L’integrazione ha senso?
Le possibili spiegazioni dei bassi livelli di vitamina D nei pazienti con IBD sono, da un lato, i fattori legati alla nutrizione e il malassorbimento in relazione ai processi infiammatori. D’altra parte, il disagio a seguito di un episodio acuto può portare a una riduzione del tempo trascorso all’aperto, con una corrispondente riduzione dell’esposizione alla luce solare e quindi una minore produzione di vitamina D endogena.
In una meta-analisi pubblicata nel 2018 da Li et al. [9] ha dimostrato che l’integrazione di vitamina D ha aumentato i livelli basali di 25(OH)D ed è stata associata a un rischio ridotto di recidiva di IBD rispetto al placebo. Tuttavia, non è stato possibile chiarire chiaramente la relazione tra i tassi di ricaduta e la dose di vitamina D integrata. L’integrazione vitaminica non ha avuto alcun effetto sui marcatori infiammatori VES e CRP.
Secondo Gubatan et al. [1], si può dedurre dai risultati di varie analisi secondarie che il monitoraggio di routine dei livelli di vitamina D dovrebbe essere effettuato nei pazienti con IBD. Sono necessari ulteriori studi per rispondere definitivamente alla domanda se l’integrazione per la carenza di vitamina D sia un possibile obiettivo terapeutico.
Letteratura:
- Gubatan J, Chou ND, Haagen Nielsen O, Moss AC: Revisione sistematica con meta-analisi: associazione dello stato della vitamina D con gli esiti clinici nei pazienti adulti con malattia infiammatoria intestinale.

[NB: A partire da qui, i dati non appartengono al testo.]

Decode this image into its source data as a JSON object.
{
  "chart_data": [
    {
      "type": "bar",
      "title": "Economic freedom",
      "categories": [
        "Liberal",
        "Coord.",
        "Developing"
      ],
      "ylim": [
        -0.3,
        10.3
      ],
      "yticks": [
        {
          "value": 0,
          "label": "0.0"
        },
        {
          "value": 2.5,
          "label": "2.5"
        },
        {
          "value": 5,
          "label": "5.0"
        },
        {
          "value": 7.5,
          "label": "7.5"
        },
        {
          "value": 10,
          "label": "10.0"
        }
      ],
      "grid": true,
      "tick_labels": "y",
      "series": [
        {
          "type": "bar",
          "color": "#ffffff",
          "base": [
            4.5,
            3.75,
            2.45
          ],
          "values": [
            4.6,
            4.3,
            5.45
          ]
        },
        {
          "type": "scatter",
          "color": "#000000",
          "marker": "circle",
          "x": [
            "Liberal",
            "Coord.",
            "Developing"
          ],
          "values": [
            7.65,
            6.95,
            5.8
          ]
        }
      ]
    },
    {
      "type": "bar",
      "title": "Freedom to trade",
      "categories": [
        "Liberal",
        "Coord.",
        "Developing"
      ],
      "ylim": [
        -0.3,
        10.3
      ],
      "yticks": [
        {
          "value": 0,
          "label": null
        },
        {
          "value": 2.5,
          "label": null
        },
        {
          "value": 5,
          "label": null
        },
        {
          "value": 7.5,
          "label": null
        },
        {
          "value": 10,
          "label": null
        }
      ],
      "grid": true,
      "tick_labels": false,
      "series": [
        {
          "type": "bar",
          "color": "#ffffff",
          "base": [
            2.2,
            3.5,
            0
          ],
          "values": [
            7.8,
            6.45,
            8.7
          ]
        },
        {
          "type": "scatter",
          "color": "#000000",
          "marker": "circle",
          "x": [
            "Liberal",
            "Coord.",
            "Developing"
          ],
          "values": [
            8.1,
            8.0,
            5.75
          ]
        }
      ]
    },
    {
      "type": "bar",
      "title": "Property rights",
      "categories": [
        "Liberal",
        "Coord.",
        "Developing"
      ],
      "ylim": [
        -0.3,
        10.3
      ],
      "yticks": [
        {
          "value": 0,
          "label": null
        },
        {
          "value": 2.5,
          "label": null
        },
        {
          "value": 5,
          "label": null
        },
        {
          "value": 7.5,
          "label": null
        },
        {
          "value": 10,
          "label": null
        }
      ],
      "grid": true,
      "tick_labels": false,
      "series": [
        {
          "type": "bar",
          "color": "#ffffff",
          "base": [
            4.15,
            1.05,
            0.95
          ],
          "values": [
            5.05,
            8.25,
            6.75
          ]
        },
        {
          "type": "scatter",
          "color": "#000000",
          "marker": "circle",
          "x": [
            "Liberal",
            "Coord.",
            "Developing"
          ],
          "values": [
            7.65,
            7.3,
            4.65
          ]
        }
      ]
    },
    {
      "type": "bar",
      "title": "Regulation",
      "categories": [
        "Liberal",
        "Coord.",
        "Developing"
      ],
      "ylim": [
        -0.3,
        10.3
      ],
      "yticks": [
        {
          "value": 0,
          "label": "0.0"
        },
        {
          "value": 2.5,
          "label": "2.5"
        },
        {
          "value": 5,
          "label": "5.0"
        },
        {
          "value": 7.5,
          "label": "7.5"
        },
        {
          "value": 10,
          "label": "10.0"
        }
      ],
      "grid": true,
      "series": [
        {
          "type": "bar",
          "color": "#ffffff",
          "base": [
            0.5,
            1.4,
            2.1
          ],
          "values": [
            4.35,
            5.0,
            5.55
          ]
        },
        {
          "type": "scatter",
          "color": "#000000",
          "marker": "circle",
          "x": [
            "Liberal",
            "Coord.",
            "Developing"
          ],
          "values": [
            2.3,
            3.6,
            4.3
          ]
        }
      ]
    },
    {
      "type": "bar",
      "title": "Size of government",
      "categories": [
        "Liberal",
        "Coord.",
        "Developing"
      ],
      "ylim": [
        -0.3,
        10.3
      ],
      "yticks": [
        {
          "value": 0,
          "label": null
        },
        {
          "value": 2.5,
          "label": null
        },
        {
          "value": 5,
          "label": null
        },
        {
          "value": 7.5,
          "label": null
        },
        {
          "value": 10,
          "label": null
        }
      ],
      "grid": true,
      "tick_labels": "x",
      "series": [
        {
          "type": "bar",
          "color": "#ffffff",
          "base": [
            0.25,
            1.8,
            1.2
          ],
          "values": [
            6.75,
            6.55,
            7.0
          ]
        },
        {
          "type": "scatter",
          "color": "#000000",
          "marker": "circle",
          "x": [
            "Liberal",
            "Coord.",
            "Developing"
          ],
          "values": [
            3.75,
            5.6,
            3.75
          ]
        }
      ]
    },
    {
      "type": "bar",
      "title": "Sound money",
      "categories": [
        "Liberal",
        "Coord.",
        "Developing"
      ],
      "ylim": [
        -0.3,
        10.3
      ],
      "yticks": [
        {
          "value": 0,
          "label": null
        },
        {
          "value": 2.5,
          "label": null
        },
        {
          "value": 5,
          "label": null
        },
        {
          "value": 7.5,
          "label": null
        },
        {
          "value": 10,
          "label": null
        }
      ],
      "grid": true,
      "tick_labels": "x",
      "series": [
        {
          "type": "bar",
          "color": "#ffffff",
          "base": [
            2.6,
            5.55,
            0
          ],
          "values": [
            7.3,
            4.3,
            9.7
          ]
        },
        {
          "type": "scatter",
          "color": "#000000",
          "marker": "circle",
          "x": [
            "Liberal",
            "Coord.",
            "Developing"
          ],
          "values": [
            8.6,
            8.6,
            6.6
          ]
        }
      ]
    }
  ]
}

Farmacologia e terapia alimentare 2019, https://doi.org/10.1111/apt.15506
- Gubatan J, Moss AC: La vitamina D nella malattia infiammatoria intestinale: più di un semplice integratore. Curr Opin Gastroenterol 2018; 34: 217-225.
- Nielsen OH, Rejnmark L, Moss AC: Ruolo della vitamina D nella storia naturale della malattia infiammatoria intestinale. J Crohns Colitis 2018; 12: 742-752.
- Assa A, et al: La carenza di vitamina D predispone alla disfunzione della barriera indotta da Escherichia coli aderente-invasiva e alla lesione sperimentale del colon. Inflamm Bowel Dis 2015; 21: 297-306.
- Chen SW, et al: Effetto protettivo della 1, 25-diidrossivitamina d3 sulla lesione della giunzione stretta dell’epitelio intestinale indotta dal lipopolisaccaride nei monostrati di cellule Caco-2. Infiammazione 2015; 38: 375-383.
- Gubatan J, et al: Livelli più alti di vitamina D nel siero sono associati a profili protettivi di citochine nel siero nei pazienti con colite ulcerosa. Cytokine 2018; 103: 38-45.
- Tabatabaeizadeh SA, et al: Vitamina D, microbioma intestinale e malattia infiammatoria intestinale. J Res Med Sci 2018; 23: 75.
- Del Pinto R, et al: Associazione tra malattia infiammatoria intestinale e carenza di vitamina D: una revisione sistematica e una meta-analisi. Inflamm Bowel Dis 2015; 21: 2708-2717.
- Li J, Chen N, Wang D, et al: Efficacia della vitamina D nel trattamento della malattia infiammatoria intestinale. Medicina 2018; 97: e1266.